Dead silence on the other end. I wonder for a moment if the line’s gone dead.

“Hello? Are you there?” I ask.

“Yeah. I’m still here,” she says. “The woman you’re defending, is she the one you told me about, the one you want Kathy Merlow to help?”

“She is. Do you know where I can find Mrs. Merlow?”

“Maybe. I might be able to help you.”

“How?”

“I can’t talk on the phone. They monitor our calls,” she says. “They keep track of the time we’re on the phone. If they catch us making personal calls ” She leaves the thought hanging, but I can hear the swift glide of the guillotine blade in its runners. The sweatshop school of management. They spend two million designing a chic logo for better image, an eagle’s head with a beak like the Sunset Limited, but still they can’t resist shoveling metric tons of psychic guano on the help.

“Can we get together? I can meet you wherever you say,” I tell her. “My office?”

“No. No I don’t want to do that. Besides, I can’t leave here during the day.”

“After work?” I say.

“I have to pick up my kids from the sitter. How about over here?”

“The post office?” I say.

“Yeah.”

“Are you sure you won’t get in trouble?”

“Mr. Haslid is off today.” For Marcie Reed trouble starts with an H. “He was the shouter on the loading dock?” I say. “Yeah. But he’s gone today.”

And the mice will play, I think. “Why not?”

“I take my lunch at one. I have forty minutes,” she says. “We can talk in Kathy’s old office.

There’s nobody in there right now.” I look at my watch. It’s nearly twelve-forty.

“Do I come to the front counter?”

“No. Don’t do that. I’ll meet you on the loading dock. One o’clock.

Gotta go now,” and she hangs up. Sarah’s run out of tokens and is grounded playing with the stick, a little blond boy eyeing the craft jealously. I pluck her out of the helicopter and make his day. I will have to cut short the date with my daughter, drop her at day care a little early. On the loading dock two mail carriers are putting letter crates into the back of little jeep-like vans. There’s no sign of Marcie Reed, so I hang back at the end of the alley. I’m about five minutes late, and I begin to wonder if she has already come and gone, or had second thoughts about talking to me. I lean against the wall of a building, one eye on my watch, the other on the loading dock. Several minutes pass and finally the door opens. It’s Marcie. I move down the alley until she sees me. She says something to one of the guys working on the dock. He stops long enough to look at her, hands on his hips. He shakes his head. As I get closer I can hear part of their conversation.

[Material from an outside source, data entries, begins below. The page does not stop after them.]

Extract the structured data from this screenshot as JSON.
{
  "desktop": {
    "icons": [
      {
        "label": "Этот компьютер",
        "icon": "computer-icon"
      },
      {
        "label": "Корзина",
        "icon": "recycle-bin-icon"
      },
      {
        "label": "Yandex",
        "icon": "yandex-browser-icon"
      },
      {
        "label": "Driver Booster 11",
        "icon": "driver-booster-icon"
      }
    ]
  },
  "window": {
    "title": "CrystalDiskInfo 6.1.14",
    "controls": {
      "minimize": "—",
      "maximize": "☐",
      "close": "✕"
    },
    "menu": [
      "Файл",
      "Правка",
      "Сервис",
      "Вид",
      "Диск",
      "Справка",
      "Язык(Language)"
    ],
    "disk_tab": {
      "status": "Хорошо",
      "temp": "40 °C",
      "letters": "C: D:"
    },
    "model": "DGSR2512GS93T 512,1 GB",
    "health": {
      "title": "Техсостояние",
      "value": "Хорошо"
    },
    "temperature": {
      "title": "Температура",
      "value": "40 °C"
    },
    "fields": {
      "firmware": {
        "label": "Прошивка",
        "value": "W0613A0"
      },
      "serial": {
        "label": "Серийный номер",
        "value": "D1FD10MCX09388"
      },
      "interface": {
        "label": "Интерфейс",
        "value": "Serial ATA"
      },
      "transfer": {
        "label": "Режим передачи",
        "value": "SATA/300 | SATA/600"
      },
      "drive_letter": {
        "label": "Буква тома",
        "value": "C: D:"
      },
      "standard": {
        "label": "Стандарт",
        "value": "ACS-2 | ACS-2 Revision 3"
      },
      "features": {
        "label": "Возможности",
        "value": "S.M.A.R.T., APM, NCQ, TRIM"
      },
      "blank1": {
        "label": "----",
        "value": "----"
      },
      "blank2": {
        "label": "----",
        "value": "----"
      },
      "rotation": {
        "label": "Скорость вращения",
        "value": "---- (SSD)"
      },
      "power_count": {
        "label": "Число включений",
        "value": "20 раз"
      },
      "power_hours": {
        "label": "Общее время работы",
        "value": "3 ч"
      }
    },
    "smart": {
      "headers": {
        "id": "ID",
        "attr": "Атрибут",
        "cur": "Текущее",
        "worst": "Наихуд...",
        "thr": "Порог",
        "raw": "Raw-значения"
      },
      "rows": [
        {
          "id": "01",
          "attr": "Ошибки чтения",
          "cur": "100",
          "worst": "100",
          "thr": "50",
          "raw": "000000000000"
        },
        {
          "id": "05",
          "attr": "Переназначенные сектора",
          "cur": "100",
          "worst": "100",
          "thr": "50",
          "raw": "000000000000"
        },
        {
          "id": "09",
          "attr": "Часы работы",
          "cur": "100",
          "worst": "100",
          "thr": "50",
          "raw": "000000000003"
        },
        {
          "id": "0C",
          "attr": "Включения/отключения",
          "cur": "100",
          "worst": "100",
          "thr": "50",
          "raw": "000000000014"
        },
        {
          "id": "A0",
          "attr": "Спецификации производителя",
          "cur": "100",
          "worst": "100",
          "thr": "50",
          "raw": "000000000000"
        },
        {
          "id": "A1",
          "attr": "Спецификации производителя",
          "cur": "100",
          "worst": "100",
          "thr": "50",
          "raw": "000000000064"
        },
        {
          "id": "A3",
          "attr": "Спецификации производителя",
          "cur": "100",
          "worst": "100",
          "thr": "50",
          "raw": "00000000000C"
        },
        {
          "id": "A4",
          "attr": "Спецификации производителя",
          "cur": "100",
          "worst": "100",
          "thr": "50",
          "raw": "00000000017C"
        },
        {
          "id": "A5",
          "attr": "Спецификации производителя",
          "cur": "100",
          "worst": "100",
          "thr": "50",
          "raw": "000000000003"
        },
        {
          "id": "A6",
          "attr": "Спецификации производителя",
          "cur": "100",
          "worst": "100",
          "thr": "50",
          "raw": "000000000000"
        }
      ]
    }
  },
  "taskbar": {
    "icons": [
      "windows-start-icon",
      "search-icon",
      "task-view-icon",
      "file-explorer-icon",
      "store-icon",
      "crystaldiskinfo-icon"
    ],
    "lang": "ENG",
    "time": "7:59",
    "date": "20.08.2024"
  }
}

“You get caught, it’s your ass,” he says. She appears undaunted and waves me on.

“You’re late. I thought you weren’t comin’,” she says.

“I had to drop my daughter at day care.”

“I don’t have much time.” She’s carrying a sack in her hand. I assume her lunch. The two men on the dock are sizing me up, the look in their eyes, like get caught inside and you’re dead meat. “Are you sure this is all right?”

“Yeah. It’s okay, but let’s not stand out here,” she says. To Marcie okay means not getting caught. There’s the gleam of excitement in her eye. The boss is gone, time to play. I climb the dock. The looks I get from the two mail handlers tell me I am probably violating several sections of postal regulations, thoughts of the inspector upstairs with his badge and gun. “Are you sure it’s okay? There’s a coffee shop down the street. My treat,” I tell her. Last gambit to do it off-site. “It’s all right.” She looks at me, like grow some balls. Marcie strikes me as one of those impish characters, hammered all her life, always in trouble, capable of feigning great fright but never truly afraid, something from never-never land. I’m on her heels and we’re through the swinging door, the one with the big red sign on it:
AUTHORIZED
POSTAL
PERSONNEL
ONLY
. Inside is a maze of tables, canvas mail bags tied open to metal hooks, rolling dollies and carts. Maybe a dozen people, dressed in various versions of the uniform, blue-gray shirts with the postal emblem on the shoulders, jeans, and sneakers. “How old’s your kid?” she says. Small talk as we walk, under her breath. “Seven,” I whisper. I feel like some teenager sneaking onto the driving range after hours to steal balls. “Same as my boy,” she says. We are doing a circuitous course at a quick-step that seems to take us the long way, around mail carts and stacks of sorting trays, skirting any contact with other employees. I can see hands flipping letters, and midriffs as they work at tables one aisle over, the upper bodies concealed by cabinets that I assume on their side contain pigeonholes for mail or parcels being sorted. Near the front of the building Marcie stops. She’s fumbling with several keys in the lock of a door dark, mottled glass in the upper part of the frame. Stenciled on the glass the words
CUSTOMER
SERVICES
. She finds the right key, flips on the light, and we are inside, with the door closed. She finally takes a deep breath. “There, that wasn’t so bad,” she says. She turns to look at me. The excitement of a mission accomplished written in her eyes. The frizzled ends of her pigtails look like she’s stuck her finger in a light socket. Freckles on her face. If she were a little shorter, she could pass for one of Sarah’s friends. She sits in the chair on the other side of a clean desk, just a little dust on the surface of green metal, and catches her breath. I drop my attache case on a chair in the corner and slide the other chair over, in front of the door, and sit. Inside my briefcase I have a little tape recorder in case Marcie knows something and is willing to talk on tape. If not, there is a note pad. “I take it if they catch you here with me, you could lose your job?”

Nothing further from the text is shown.